This year’s version of a Taxpayer Bill of Rights (TABOR) yesterday was approved by the House Committee on Government, and moves to the House Finance Committee. House Bill 274 would place limitations on the annual growth rate of the state budget, tied to a formula based upon inflation and population growth.
I’ve written extensively on North Carolina’s need for a TABOR in the last few years, for example here and here.
North Carolina continues to find itself in budget “crisis” mode with greater frequency due to its complete lack of fiscal discipline – particularly during economic boom years. When revenue is flowing to state coffers, state budget writers simply can’t help themselves – they ratchet up spending commitments at unsustainable annual rates often approaching ten percent. And keep in mind, these dramatic spending hikes are not in response to increased “need” for government services because the most severe spending sprees come during prosperous years of low unemployment and fewer people enrolled in government programs.
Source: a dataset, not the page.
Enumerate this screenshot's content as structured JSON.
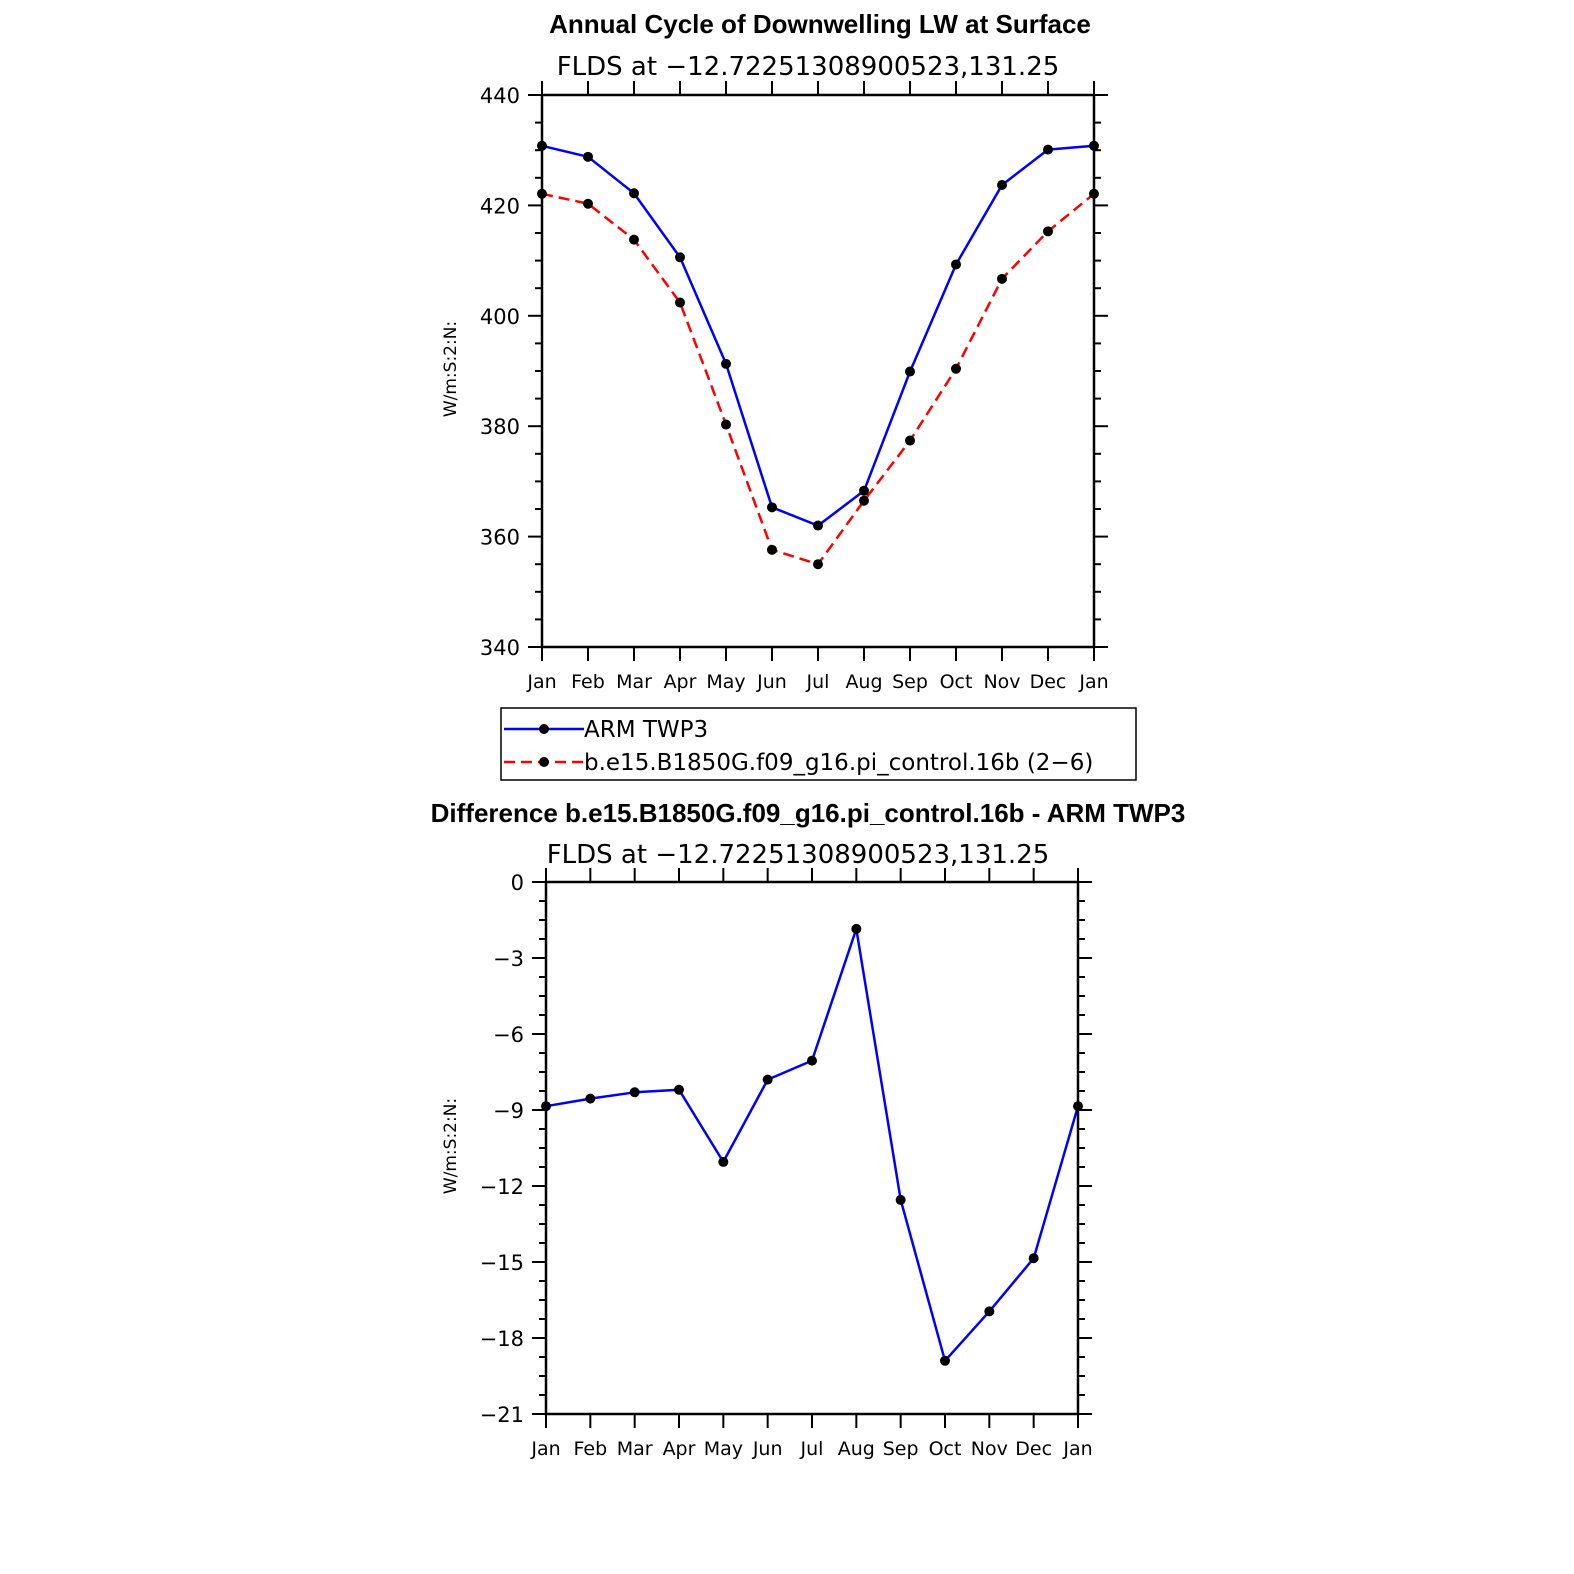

A TABOR would place a limit on these spending sprees, because budget writers have proved that they simply can’t help themselves and – like an addict – need an intervention. Indeed, when examining state spending during the three decades leading up to the 2009 recession, we see the state budget grew at three times the rate of population – even after adjusting for inflation.
TABOR opponents, however, continue to refer to Colorado’s experience with a TABOR, trotting out dire warnings about how Colorado was decimated by its TABOR. The claims made, however, are highly misleading and have been thoroughly debunked.
Finally, TABOR legislation is very popular among North Carolinians. Civitas has polled a TABOR several times over the past few years, and the results are consistent: by a 3 to 1 or more margin respondents are in favor.
A TABOR is long overdue, makes sense, and is highly popular among voters.